The Low-Income Housing Tax Credit (LIHTC) is a terrible program. What is it? It is the principal path the federal government adopted to provide low-income housing except it doesn't. LIHTC birthed in Reagan's infamous tax bill of 1986, gave private investors "a federal income tax credit as an incentive to make equity investments in affordable rental housing." If a developer agrees to 20 percent of the units being so called low-income, then the developer is eligible for the tax credit for those units. However, there are two major flaws: the units are not really low-income and the entire program disappears after 30 years when the developer can charge market rates. 

LIHTC became the brainchild of the real estate industry that was desperate to stop the construction of public housing in which the real estate sages could not profit. And stop it they did. Now, almost 40 years later, even liberal think tanks, like the Urban Institute, will laud the successes of LIHTC. After all, it produced millions of units of affordable housing for a limited number of years.
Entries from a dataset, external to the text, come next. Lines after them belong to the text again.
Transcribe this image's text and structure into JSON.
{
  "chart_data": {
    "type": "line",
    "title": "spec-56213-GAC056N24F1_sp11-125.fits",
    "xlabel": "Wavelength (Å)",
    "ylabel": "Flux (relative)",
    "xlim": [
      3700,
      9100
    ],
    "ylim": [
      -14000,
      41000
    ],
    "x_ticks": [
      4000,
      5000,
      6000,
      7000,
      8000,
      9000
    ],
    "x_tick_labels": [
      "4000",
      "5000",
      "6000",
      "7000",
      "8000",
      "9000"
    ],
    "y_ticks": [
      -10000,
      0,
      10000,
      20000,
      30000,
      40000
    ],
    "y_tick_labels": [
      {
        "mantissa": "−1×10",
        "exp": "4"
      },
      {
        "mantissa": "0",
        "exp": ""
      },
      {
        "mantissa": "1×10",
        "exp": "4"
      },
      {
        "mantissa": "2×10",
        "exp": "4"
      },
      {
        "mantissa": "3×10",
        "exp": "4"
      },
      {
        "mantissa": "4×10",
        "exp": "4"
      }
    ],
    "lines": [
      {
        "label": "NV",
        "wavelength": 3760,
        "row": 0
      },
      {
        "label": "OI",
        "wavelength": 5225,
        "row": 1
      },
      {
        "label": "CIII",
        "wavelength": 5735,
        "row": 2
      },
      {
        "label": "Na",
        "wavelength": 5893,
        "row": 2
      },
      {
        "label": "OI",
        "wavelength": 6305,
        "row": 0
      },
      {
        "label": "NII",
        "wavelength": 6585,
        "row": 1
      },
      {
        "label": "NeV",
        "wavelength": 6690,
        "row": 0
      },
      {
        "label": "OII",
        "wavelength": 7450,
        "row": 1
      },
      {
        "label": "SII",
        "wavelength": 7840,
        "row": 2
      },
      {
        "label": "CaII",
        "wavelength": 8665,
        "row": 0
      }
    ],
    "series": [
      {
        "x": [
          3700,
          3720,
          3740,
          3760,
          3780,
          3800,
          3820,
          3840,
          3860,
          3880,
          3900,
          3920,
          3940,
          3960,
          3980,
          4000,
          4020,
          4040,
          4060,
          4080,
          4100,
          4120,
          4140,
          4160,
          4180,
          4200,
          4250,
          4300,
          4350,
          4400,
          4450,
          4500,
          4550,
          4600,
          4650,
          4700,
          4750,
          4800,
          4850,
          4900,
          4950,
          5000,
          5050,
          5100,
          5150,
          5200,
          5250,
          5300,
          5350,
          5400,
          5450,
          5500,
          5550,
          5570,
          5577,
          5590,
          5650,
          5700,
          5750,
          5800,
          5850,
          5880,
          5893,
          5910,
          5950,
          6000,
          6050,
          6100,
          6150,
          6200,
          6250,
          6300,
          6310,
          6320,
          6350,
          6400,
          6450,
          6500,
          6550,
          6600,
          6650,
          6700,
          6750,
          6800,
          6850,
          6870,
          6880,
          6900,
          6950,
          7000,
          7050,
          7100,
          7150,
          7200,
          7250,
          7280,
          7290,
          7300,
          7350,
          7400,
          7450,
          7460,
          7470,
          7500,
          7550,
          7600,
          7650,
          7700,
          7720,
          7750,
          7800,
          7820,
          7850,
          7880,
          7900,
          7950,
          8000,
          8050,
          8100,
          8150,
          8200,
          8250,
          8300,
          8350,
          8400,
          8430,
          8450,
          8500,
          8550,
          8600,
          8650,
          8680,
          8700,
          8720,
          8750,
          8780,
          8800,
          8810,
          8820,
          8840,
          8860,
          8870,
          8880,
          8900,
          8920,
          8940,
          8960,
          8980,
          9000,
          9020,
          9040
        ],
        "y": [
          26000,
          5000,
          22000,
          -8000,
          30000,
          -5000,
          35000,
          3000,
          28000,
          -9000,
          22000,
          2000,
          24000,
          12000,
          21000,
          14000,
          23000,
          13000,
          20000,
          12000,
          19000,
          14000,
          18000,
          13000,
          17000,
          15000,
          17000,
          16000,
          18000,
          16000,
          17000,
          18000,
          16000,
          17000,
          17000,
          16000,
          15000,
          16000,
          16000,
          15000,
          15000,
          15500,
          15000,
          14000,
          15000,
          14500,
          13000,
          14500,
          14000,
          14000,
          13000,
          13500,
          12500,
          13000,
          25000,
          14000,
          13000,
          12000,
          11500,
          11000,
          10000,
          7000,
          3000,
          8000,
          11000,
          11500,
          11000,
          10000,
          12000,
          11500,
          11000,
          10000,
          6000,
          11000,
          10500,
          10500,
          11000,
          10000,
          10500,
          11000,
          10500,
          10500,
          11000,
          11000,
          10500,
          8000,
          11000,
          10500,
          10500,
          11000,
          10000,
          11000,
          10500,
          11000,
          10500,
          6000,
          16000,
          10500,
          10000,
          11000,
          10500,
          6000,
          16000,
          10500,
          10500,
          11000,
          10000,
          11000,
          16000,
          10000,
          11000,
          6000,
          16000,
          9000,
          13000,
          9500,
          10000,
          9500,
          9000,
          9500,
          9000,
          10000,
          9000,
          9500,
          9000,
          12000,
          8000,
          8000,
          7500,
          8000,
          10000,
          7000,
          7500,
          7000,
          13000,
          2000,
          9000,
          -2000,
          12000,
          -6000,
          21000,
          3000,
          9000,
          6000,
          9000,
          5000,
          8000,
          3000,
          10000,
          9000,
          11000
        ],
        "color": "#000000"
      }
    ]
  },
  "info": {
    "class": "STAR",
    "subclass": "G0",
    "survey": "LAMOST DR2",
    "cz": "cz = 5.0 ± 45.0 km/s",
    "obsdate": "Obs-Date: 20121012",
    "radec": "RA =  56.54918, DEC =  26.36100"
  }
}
We have become so used to supply side arguments, that we don't bother looking to other countries to see how they did it - how did they create permanent low-income public housing? 

In Vienna, Austria, its federal government has created social housing rather than public housing. The government has two models. In one, government owns the land and the apartment building and maintains the building. The mixed-income units range from high-income to extremely low-income all in the same building with rents based upon income. In the other, the government owns the land, pays a developer to build and maintain the apartment building, and the federal government maintains oversight. These apartment units remain affordable forever, not 30 years. And it is mixed-income housing, so it takes away the issue with public housing in the United States which turned into welfare housing only for the poor.

To make our federal housing policy even worse, there was an amendment called the Faircloth Amendment to the "Quality Housing and Work Responsibility Act of 1998. It amended the Housing Act of 1937, which authorized federal financial assistance to help states and housing authorities provide housing for low-income people." And this is thanks to Bill Clinton who was a far worse president than we want to believe. The Faircloth Amendment said that a local housing authority cannot use federal dollars to build more public housing than it already has. So that ended expanding federal public housing. And every time progressives in the House of Representatives try to end the Faircloth Amendment, it gets voted down. So, your federal government is at work promoting the private sector and limiting the public sector from building more low-income housing. First the Republicans through Ronald Reagan and then the Democrats through Bill Clinton screwed poor people and continue to do so. But the real estate industry is flying high.